Dissociation-induced apoptosis is a striking phenomenon in human embryonic stem cells (hESCs), but not in naive mouse ESCs. Rho-associated kinase–dependent actin-myosin hyperactivation is an underlying mechanism that triggers apoptosis in dissociated hESCs; however, in this study, we show that the Ink4A-ARF–mediated senescence pathway is another mechanism to cause apoptosis in individualized hESCs. We show that P16^INK4A and P14^ARF are immediately induced in hESCs upon dissociation, but not in mouse ESCs. Overexpression of BMI1, a suppressor for Ink4A-ARF, greatly promotes survival and cloning efficiency of individualized hESCs mechanistically via direct binding the H3K27me3-marked Ink4A-ARF locus. Forced expression of BMI1 in hESCs does not reduce the actin-myosin activation that is triggered by dissociation, which indicates it is an independent pathway for hESC survival.
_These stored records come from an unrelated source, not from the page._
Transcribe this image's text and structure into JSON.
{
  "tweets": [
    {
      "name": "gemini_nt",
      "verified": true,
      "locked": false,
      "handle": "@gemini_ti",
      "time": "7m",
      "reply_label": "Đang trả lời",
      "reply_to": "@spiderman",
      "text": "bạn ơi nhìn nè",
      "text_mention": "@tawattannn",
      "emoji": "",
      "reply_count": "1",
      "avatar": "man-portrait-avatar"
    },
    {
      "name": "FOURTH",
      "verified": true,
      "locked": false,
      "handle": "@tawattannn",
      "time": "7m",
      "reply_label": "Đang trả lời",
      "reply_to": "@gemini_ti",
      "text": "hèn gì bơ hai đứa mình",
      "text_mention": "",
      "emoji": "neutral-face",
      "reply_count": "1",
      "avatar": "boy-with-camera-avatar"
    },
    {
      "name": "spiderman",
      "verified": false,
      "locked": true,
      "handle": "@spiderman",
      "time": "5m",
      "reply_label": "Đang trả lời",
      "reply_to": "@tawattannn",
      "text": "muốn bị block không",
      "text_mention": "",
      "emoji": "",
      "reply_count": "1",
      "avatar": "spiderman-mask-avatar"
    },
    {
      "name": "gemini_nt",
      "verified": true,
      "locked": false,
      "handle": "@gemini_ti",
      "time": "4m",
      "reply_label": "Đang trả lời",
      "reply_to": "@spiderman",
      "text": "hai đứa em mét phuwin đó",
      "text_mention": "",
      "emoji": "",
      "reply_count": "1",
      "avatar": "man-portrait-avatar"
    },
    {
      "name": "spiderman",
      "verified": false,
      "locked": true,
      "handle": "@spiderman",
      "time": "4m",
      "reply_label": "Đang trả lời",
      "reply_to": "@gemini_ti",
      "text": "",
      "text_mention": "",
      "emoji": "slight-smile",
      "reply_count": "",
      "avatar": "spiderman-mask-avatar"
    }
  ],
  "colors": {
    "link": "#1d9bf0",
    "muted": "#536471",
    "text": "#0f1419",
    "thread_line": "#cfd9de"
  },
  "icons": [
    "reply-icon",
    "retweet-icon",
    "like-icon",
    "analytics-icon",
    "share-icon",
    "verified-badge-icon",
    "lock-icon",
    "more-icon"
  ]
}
Furthermore, dual inhibition of both Ink4A-ARF and actin-myosin hyperactivation enables successful passaging of hESCs via gelatin, a nonbioactive matrix. In sum, we provide an additional mechanism that underlies cell death in individualized hESCs that might help to fully understand the differential cell characteristics between naive and primed ESCs.—Wang, W., Zhu, Y., Huang, K., Shan, Y., Du, J., Dong, X., Ma, P., Wu, P., Zhang, J., Huang, W., Zhang, T., Liao, B., Yao, D., Pan, G., Liu, J. Suppressing P16^Ink4a and P14^ARF pathways overcomes apoptosis in individualized human embryonic stem cells.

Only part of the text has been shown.